Negli ultimi giorni il nome di Carmelo Miano ha fatto il giro della rete, e non solo. La scorsa settimana, infatti, l’hacker siciliano di soli 23 anni è stato arrestato dalla Polizia Postale a Roma, con l’accusa di aver violato i server del incarico di Giustizia e di numerose altre istituzioni pubbliche e aziende italiane, a partire dal 2021 a oggi. Tre intensi anni di attività illecita, durante i quali il giovane ha raccolto una quantità notevole di dati sensibili – di cui non è ancora chiaro l’uso che ne è stato fatto.

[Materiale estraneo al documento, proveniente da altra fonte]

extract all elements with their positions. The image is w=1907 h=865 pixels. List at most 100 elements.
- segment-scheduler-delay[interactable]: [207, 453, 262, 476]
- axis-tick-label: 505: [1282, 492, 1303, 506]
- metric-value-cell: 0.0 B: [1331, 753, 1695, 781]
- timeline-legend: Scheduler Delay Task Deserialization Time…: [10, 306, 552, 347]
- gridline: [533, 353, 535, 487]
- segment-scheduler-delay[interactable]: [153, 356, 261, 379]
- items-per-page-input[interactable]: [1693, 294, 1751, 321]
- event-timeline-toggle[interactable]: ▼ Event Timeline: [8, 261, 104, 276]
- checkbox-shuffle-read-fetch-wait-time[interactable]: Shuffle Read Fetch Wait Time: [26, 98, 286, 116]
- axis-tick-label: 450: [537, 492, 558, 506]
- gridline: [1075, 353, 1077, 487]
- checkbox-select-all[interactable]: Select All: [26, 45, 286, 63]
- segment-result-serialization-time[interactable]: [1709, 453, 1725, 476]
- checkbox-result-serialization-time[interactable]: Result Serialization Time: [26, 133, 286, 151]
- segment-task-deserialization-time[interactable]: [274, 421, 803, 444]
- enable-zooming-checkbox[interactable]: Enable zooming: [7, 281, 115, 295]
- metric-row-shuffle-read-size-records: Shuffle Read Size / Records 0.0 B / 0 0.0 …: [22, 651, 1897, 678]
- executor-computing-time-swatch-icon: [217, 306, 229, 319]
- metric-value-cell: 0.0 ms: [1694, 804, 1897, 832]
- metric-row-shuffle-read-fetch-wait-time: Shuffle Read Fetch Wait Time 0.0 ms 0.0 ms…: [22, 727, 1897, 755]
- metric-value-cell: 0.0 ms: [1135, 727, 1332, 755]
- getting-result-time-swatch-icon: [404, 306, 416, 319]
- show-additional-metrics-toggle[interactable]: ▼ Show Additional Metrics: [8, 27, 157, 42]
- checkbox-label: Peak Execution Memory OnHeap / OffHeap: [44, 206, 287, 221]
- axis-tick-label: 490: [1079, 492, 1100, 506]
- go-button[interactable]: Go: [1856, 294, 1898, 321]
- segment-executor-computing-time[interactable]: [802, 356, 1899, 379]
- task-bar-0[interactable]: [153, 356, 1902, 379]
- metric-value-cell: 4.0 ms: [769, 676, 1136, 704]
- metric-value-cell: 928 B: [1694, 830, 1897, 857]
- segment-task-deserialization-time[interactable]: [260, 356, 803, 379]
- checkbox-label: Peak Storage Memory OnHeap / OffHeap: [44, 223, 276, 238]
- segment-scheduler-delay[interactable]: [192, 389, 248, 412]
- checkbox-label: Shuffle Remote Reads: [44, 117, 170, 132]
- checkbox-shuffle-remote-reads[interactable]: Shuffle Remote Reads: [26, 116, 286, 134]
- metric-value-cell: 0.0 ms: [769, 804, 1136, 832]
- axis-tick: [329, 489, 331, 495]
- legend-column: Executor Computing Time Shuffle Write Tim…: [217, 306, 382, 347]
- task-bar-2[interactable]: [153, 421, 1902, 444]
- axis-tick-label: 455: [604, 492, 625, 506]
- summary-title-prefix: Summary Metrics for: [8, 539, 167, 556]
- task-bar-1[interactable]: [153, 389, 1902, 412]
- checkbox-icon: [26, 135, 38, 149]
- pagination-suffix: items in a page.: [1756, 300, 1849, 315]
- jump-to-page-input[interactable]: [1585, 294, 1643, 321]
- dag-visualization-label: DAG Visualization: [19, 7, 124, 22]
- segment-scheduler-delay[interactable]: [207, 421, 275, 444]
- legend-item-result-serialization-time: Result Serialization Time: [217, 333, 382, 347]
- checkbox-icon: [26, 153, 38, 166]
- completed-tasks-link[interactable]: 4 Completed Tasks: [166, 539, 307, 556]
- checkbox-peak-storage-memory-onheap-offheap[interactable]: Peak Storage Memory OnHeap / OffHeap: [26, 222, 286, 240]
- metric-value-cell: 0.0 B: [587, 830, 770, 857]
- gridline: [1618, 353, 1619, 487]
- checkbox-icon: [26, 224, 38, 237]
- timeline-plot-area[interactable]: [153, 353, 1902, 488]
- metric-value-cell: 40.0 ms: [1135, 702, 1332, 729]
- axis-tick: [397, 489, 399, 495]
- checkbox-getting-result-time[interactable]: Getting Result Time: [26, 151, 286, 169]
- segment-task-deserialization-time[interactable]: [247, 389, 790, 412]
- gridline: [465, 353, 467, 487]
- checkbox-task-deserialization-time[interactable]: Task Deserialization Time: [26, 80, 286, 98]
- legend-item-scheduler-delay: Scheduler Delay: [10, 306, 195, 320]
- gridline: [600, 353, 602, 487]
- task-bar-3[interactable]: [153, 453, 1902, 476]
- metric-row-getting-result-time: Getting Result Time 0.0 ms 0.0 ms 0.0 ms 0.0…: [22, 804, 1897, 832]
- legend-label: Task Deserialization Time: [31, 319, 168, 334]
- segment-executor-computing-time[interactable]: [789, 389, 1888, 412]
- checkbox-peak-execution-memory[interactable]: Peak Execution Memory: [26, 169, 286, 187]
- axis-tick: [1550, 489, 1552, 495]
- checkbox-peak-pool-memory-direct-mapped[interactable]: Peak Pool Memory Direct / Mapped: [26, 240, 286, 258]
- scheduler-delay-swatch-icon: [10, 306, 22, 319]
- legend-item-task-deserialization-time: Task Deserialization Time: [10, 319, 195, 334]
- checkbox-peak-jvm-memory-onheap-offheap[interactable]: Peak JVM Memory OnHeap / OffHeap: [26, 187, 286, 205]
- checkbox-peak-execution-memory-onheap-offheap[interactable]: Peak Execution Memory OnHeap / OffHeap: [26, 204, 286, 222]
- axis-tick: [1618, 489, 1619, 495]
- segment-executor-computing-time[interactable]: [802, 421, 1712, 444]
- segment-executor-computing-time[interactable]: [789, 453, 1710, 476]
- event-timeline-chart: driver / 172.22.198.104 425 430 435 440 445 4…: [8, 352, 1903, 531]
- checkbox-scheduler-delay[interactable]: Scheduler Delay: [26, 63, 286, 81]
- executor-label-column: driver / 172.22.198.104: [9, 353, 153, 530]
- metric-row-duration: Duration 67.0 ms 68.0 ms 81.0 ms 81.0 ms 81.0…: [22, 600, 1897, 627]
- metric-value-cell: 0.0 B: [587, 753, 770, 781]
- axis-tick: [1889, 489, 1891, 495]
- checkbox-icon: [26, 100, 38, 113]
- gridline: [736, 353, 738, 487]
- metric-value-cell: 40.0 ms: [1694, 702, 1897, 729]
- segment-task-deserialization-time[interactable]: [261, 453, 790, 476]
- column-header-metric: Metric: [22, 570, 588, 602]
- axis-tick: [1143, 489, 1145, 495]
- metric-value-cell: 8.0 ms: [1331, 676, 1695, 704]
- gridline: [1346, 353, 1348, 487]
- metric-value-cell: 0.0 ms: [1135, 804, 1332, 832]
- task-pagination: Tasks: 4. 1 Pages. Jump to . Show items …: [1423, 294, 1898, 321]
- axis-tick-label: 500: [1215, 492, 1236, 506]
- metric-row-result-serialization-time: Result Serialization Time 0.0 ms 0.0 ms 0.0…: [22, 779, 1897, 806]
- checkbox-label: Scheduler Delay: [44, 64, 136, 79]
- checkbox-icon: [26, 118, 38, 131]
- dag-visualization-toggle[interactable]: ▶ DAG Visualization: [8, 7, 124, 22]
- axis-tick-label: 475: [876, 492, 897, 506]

A incastrarlo è stata la visita su un sito pornografico, oltre che le registrazioni delle microtelecamere che la polizia ha installato nella sua casa mentre il giovane era in vacanza. “Sì, sono stato io”, ha confessato Miano in un interrogatorio, durante il quale ha condiviso alcuni dettagli sulla sua carriera di cybercriminale, fornendo spunti utili per le indagini condotte in collaborazione dalla Polizia Postale e dalla Procura di Napoli. Ma facciamo un passo indietro, e ripercorriamo la storia del giovane che ha messo in ginocchio i sistemi di sicurezza delle istituzioni italiane, dimostrando quanto siano fragili e a rischio.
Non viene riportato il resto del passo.